VAL smiled. “According to my calculations, that would mean you’ve only been asleep for seventeen of your Terran years.”
The cat daintily licked its paw with a pink tongue. “So, I was off by a little bit.” Then the floating feline sat straight up, his ears quivering. “Oh crap. The captain’s awake.”
“The captain?” Juniper asked, trying his legs again.
“Yes, please keep up. You’re on a ship. There’s a captain. I have to go.” The cat winked out, and Juniper stared at the space where it had hung a moment earlier.
“What is that?”
“That is my counterpart, S1N. Together, we are the ship’s computer.”
“Sin?”
“Yes, but with a one: S-1-N. Can you walk?” VAL asked. “We really must get you to your quarters.”
“My… quarters?”
Chapter 2
Captain Marrex
Juniper sat on the edge of the bed, still feeling jittery from the long slow walk from the shuttlebay to his new quarters. The two AIs had taken turns escorting him while the other was off doing something for this mysterious captain. From the way they were acting, Juniper gathered they weren’t telling him something.
Clearing his throat, he looked around the empty room. “VAL?” he said quietly. A second later, VAL’s smooth orange face appeared in midair, and to his surprise, S1N slinked out from under the bed.
“Don’t want to sleep?” VAL asked, and then it frowned. “Though I suppose you wouldn’t, come to think of it.”

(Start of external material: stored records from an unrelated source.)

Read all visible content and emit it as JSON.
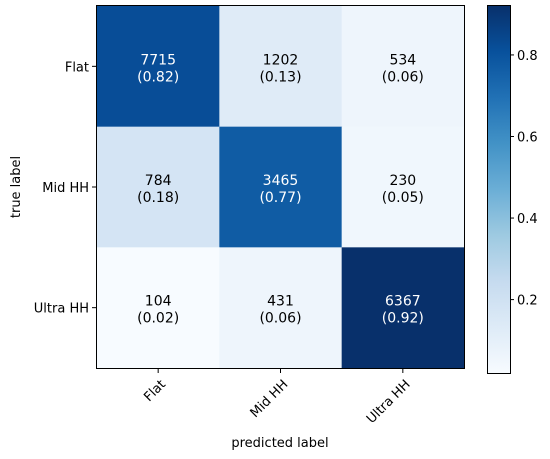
{
  "chart_data": {
    "type": "heatmap",
    "subtype": "confusion-matrix",
    "title": "",
    "xlabel": "predicted label",
    "ylabel": "true label",
    "x_categories": [
      "Flat",
      "Mid HH",
      "Ultra HH"
    ],
    "y_categories": [
      "Flat",
      "Mid HH",
      "Ultra HH"
    ],
    "counts": [
      [
        7715,
        1202,
        534
      ],
      [
        784,
        3465,
        230
      ],
      [
        104,
        431,
        6367
      ]
    ],
    "normalized": [
      [
        0.82,
        0.13,
        0.06
      ],
      [
        0.18,
        0.77,
        0.05
      ],
      [
        0.02,
        0.06,
        0.92
      ]
    ],
    "normalized_labels": [
      [
        "(0.82)",
        "(0.13)",
        "(0.06)"
      ],
      [
        "(0.18)",
        "(0.77)",
        "(0.05)"
      ],
      [
        "(0.02)",
        "(0.06)",
        "(0.92)"
      ]
    ],
    "colormap": "Blues",
    "color_range": [
      0.02,
      0.92
    ],
    "colorbar": {
      "ticks": [
        0.2,
        0.4,
        0.6,
        0.8
      ],
      "tick_labels": [
        "0.2",
        "0.4",
        "0.6",
        "0.8"
      ]
    },
    "text_color_dark": "#000000",
    "text_color_light": "#ffffff"
  }
}
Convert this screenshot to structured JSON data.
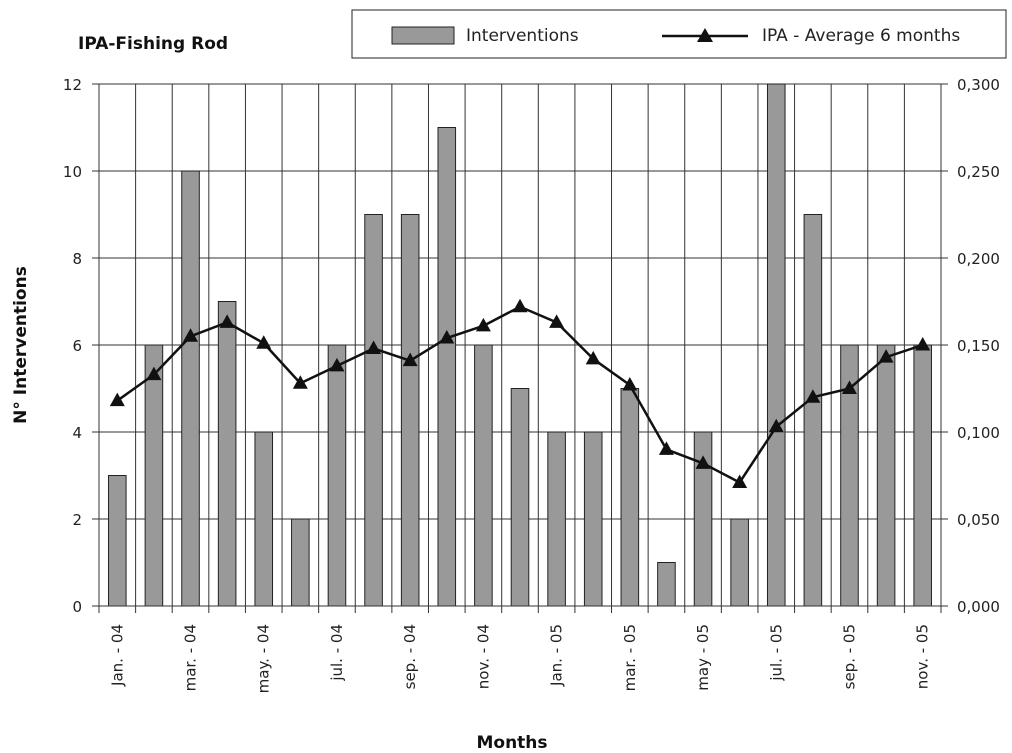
{
  "chart_data": {
    "type": "bar",
    "title": "IPA-Fishing Rod",
    "xlabel": "Months",
    "ylabel": "N° Interventions",
    "ylim": [
      0,
      12
    ],
    "y_ticks": [
      "0",
      "2",
      "4",
      "6",
      "8",
      "10",
      "12"
    ],
    "y2lim": [
      0,
      0.3
    ],
    "y2_ticks": [
      "0,000",
      "0,050",
      "0,100",
      "0,150",
      "0,200",
      "0,250",
      "0,300"
    ],
    "categories": [
      "Jan. - 04",
      "",
      "mar. - 04",
      "",
      "may. - 04",
      "",
      "jul. - 04",
      "",
      "sep. - 04",
      "",
      "nov. - 04",
      "",
      "Jan. - 05",
      "",
      "mar. - 05",
      "",
      "may - 05",
      "",
      "jul. - 05",
      "",
      "sep. - 05",
      "",
      "nov. - 05"
    ],
    "series": [
      {
        "name": "Interventions",
        "type": "bar",
        "axis": "left",
        "color": "#999999",
        "values": [
          3,
          6,
          10,
          7,
          4,
          2,
          6,
          9,
          9,
          11,
          6,
          5,
          4,
          4,
          5,
          1,
          4,
          2,
          12,
          9,
          6,
          6,
          6
        ]
      },
      {
        "name": "IPA - Average 6 months",
        "type": "line",
        "axis": "right",
        "color": "#111111",
        "marker": "triangle",
        "values": [
          0.118,
          0.133,
          0.155,
          0.163,
          0.151,
          0.128,
          0.138,
          0.148,
          0.141,
          0.154,
          0.161,
          0.172,
          0.163,
          0.142,
          0.127,
          0.09,
          0.082,
          0.071,
          0.103,
          0.12,
          0.125,
          0.143,
          0.15
        ]
      }
    ],
    "legend_position": "top-right",
    "grid": "vertical and horizontal lines"
  }
}
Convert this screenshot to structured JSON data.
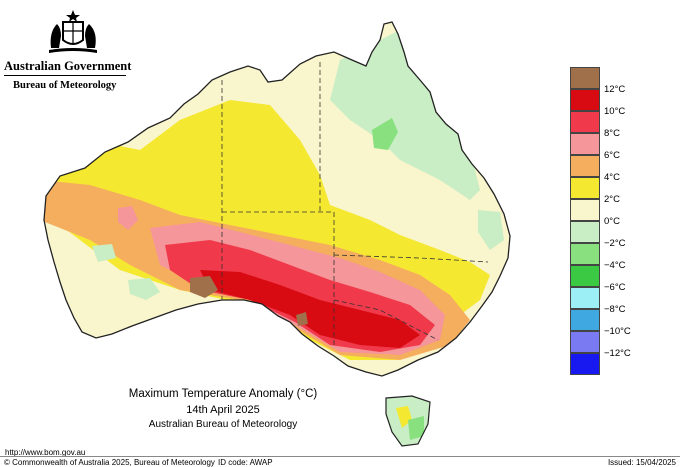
{
  "header": {
    "government": "Australian Government",
    "bureau": "Bureau of Meteorology"
  },
  "map": {
    "region": "Australia",
    "title": "Maximum Temperature Anomaly (°C)",
    "date": "14th April 2025",
    "source": "Australian Bureau of Meteorology"
  },
  "legend": {
    "items": [
      {
        "label": "12°C",
        "color": "#a0704a"
      },
      {
        "label": "10°C",
        "color": "#d80a12"
      },
      {
        "label": "8°C",
        "color": "#f0394a"
      },
      {
        "label": "6°C",
        "color": "#f5969a"
      },
      {
        "label": "4°C",
        "color": "#f5ae5e"
      },
      {
        "label": "2°C",
        "color": "#f5e830"
      },
      {
        "label": "0°C",
        "color": "#f9f5cc"
      },
      {
        "label": "−2°C",
        "color": "#c9edc4"
      },
      {
        "label": "−4°C",
        "color": "#88e07e"
      },
      {
        "label": "−6°C",
        "color": "#3bc842"
      },
      {
        "label": "−8°C",
        "color": "#9cf0f5"
      },
      {
        "label": "−10°C",
        "color": "#3fa8e0"
      },
      {
        "label": "−12°C",
        "color": "#7a7af2"
      },
      {
        "label": "",
        "color": "#1818f0"
      }
    ]
  },
  "footer": {
    "url": "http://www.bom.gov.au",
    "copyright": "© Commonwealth of Australia 2025, Bureau of Meteorology",
    "id_code": "ID code: AWAP",
    "issued": "Issued: 15/04/2025"
  }
}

“Sorry, I was just wondering if I could have something to eat,” Juniper replied. “And maybe something to wear?” He looked down at the white stasis suit he wore with its trailing wires and tubes.
“Oh! Of course!” VAL replied, drifting to a section of wall that slid open at his approach. “Take a look in here, and see if you can find something suitable. If not, I’m sure we can find something in another room.”
“Thank you,” Juniper said, looking at the selection of clothing. Most of it appeared at least humanoid, if not entirely to his tastes. “And some food?”
S1N had been chasing something only he could see, darting back and forth across the short-pile grey carpeting, but at Juniper’s words, he came to a rigid stop, his ears pricked up and tail lashing. “I’m afraid you’ll have to wait a little longer. The captain is up and about.”
“Why can’t I meet him?” Juniper asked, pulling out a pair of dark-blue pants that looked his size. “Aren’t captains supposed to greet new passengers? Isn’t that how it’s done?”
The AIs started simultaneously.
“Well, yes, but—”
“It’s—” They stopped, just staring at him.
“What? Is he too busy? Too important?” he asked, unzipping his stasis suit. “Antisocial?” Glancing over his shoulder at the holoprojected AIs, he saw them share a look. Juniper laughed, feeling uneasy. “What aren’t you telling me?”
“Erm…” VAL’s projected face went from orange to a sickly green, and S1N looked away, scratching at an itch, but the end of his tail was flicking rapidly.
“He doesn’t know I’m awake, does he?” Juniper guessed, cinching the pants at the waist.
“No,” VAL and S1N said together.
Juniper frowned, looking for a shirt and seeing nothing he liked. “Why not?”
“Captain Marrex preferred you as a Human-popsicle,” said S1N, sharpening his claws on the carpet.
Juniper stared at the cat, nervously wondering what sort of situation he had landed in.
“The captain is a… complicated man,” VAL said, his face becoming a pale lemon-yellow. “I’m certain he would have woken you up… eventually.”
“That sounds ominous,” Juniper joked, but when neither AI said anything, his heart did a quick double-beat that stole his breath. “Wait, he wasn’t just going to let me die in there, was he? You said the pod was down to its last fuel cell.”